[bug] Cluster not displaying all nodes as up

Singman · Mar 8, 2025

Hi,

My clusters is made of 4 members. Sometimes, the display is bugged and dont display one member as up. It's still active (I could SSH to it, VM are running, some stats are working).
I've tried to restart pveproxy service, no effect.

Singman · Mar 8, 2025

Side note : I noticed the value of IO delay pretty high compared to others hosts (<1%).
Storage is Ceph pool, full nvme SSD, dedicated network with 2.5 Gpbs switch.

UdoB · Mar 8, 2025

Singman said:
Sometimes, the display is bugged and dont display one member as up.

Status information is managed by "pvestatd", running on each node. ~# systemctl status pvestatd.service may confirm the absence of that service while ~# systemctl start pvestatd.service will... start it

This does not eliminate the reason why it died...

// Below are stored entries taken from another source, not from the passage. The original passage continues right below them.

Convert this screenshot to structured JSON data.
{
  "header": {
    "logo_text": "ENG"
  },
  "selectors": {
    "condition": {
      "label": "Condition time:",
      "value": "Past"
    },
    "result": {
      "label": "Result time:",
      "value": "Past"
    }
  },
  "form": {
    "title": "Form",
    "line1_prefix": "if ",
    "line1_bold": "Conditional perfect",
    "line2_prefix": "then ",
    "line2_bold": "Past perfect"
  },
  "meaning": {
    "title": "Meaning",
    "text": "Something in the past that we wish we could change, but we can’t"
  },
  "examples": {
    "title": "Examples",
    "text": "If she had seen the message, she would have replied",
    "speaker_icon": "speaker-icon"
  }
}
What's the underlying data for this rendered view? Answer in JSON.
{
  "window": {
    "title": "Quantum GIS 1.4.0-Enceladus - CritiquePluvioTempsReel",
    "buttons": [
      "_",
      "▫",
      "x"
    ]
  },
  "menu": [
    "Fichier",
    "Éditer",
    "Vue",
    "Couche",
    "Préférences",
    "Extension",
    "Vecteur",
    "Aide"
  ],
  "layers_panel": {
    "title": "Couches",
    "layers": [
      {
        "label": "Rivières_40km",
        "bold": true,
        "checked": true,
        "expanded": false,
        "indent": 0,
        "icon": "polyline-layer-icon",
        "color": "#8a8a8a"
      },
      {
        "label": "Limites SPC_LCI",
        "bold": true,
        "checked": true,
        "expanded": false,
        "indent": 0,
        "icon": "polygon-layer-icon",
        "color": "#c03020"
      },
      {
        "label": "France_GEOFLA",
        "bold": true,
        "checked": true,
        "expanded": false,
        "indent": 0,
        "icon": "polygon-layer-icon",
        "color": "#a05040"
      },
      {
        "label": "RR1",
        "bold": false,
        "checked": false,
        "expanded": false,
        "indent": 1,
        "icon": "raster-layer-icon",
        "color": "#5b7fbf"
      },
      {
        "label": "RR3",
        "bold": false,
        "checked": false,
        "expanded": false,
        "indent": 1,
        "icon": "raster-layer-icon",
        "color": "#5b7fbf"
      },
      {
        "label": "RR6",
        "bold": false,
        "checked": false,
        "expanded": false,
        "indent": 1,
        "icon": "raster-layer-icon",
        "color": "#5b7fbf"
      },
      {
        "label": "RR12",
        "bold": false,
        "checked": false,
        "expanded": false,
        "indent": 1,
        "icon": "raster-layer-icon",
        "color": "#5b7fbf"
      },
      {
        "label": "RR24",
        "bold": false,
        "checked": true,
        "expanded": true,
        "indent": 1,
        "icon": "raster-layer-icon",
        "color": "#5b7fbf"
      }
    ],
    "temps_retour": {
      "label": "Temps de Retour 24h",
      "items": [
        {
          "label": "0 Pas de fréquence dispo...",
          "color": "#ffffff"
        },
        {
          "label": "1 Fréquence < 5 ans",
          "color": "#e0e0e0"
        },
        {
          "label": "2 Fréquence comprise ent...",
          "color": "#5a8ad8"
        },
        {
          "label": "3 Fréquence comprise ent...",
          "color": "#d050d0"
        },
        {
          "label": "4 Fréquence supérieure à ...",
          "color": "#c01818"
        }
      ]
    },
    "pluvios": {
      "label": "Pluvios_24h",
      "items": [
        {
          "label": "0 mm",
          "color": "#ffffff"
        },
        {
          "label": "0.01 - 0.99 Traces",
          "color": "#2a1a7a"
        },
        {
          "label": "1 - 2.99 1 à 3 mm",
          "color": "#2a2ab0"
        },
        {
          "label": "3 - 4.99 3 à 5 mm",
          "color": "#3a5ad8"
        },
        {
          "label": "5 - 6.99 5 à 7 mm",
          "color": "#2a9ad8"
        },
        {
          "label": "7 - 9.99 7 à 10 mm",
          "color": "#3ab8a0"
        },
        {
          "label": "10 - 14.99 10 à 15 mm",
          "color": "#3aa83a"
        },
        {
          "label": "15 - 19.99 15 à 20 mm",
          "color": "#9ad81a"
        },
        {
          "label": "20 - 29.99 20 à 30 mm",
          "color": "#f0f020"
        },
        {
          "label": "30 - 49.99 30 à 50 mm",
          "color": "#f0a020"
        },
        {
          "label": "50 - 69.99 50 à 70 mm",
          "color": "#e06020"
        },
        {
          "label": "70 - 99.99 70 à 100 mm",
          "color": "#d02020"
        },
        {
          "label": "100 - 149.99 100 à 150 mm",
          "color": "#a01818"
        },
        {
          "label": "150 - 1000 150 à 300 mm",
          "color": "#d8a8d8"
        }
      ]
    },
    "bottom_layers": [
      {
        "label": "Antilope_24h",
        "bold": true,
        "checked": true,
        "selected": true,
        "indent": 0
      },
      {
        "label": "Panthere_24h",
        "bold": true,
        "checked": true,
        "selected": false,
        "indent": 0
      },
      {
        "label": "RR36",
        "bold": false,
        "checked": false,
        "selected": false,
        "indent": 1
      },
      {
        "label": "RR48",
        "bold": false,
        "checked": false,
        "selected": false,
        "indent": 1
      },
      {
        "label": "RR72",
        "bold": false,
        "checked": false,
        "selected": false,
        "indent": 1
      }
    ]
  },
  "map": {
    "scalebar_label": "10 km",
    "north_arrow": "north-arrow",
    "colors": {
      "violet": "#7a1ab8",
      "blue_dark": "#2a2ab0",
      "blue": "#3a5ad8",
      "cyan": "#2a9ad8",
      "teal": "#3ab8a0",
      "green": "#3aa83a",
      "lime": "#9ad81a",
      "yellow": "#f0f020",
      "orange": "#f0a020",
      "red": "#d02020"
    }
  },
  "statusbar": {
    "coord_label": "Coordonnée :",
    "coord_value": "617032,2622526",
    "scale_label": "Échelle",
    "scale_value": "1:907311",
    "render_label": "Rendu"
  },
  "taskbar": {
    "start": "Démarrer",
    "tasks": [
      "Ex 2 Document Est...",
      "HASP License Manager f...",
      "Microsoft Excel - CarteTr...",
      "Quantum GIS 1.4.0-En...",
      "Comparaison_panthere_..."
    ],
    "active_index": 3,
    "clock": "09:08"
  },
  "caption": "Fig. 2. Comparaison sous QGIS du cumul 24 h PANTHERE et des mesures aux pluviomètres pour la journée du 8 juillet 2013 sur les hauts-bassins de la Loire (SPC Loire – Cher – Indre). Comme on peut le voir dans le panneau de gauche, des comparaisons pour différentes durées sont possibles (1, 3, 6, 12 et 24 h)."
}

Edit: see also https://pve.proxmox.com/pve-docs/pve-admin-guide.html#_important_service_daemons

Singman · Mar 8, 2025

Code:

root@pve10:~# systemctl status pvestatd.service
● pvestatd.service - PVE Status Daemon
     Loaded: loaded (/lib/systemd/system/pvestatd.service; enabled; preset: enabled)
     Active: active (running) since Thu 2025-03-06 22:06:20 CET; 1 day 15h ago
   Main PID: 934 (pvestatd)
      Tasks: 2 (limit: 38116)
     Memory: 177.6M
        CPU: 55min 6.602s
     CGroup: /system.slice/pvestatd.service
             ├─    934 pvestatd
             └─1205310 /usr/bin/python3 /usr/bin/ceph --version

Mar 08 06:43:15 pve10 pvestatd[934]: PBS_pool: error fetching datastores - 500 Can't connect to pbs:8007 (No route to host)
Mar 08 06:43:24 pve10 pvestatd[934]: PBS_pool: error fetching datastores - 500 Can't connect to pbs:8007 (No route to host)
Mar 08 06:43:34 pve10 pvestatd[934]: PBS_pool: error fetching datastores - 500 Can't connect to pbs:8007 (No route to host)
Mar 08 06:43:45 pve10 pvestatd[934]: PBS_pool: error fetching datastores - 500 Can't connect to pbs:8007 (No route to host)
Mar 08 06:43:54 pve10 pvestatd[934]: PBS_pool: error fetching datastores - 500 Can't connect to pbs:8007 (No route to host)
Mar 08 06:44:04 pve10 pvestatd[934]: PBS_pool: error fetching datastores - 500 Can't connect to pbs:8007 (No route to host)
Mar 08 06:44:14 pve10 pvestatd[934]: PBS_pool: error fetching datastores - 500 Can't connect to pbs:8007 (No route to host)
Mar 08 06:44:24 pve10 pvestatd[934]: PBS_pool: error fetching datastores - 500 Can't connect to pbs:8007 (No route to host)
Mar 08 06:44:34 pve10 pvestatd[934]: PBS_pool: error fetching datastores - 500 Can't connect to pbs:8007 (No route to host)
Mar 08 06:44:44 pve10 pvestatd[934]: PBS_pool: error fetching datastores - 500 Can't connect to pbs:8007 (No route to host)

Normal behavior, my PBS only start during backup

Restarting pvestat service ~~don't~~ fix the problem. But now, how to track why this service crashed but still show as normal with the "status" command ?

Singman · Mar 8, 2025

Alas ! The bug come back after 1 or 2 minutes, and service still show as running.

Neobin · Mar 8, 2025

The problem is, most likely, the unreachable storage(s)...
Disable it/them in the datacenter to check.

Singman · Mar 9, 2025

Neobin said:
The problem is, most likely, the unreachable storage(s)...
Disable it/them in the datacenter to check.

How ? Because this storage is the backup server and that computer is only powered when I need to backup...
Or maybe do you know a command I could run with cron to mount / unmount that volume ?

Neobin · Mar 9, 2025

I meant to disable it/them temporarily to confirm, that this is the actual (only) culprit.
If it is, here in the forum are posts from people which workaround that situation with hookscripts, iirc.

Singman · Mar 10, 2025

Leaving my PBS server online don"t resolve anything. The 1st node (pve10) still show as down and the service still crash.
Where could I find a log or a debug option ?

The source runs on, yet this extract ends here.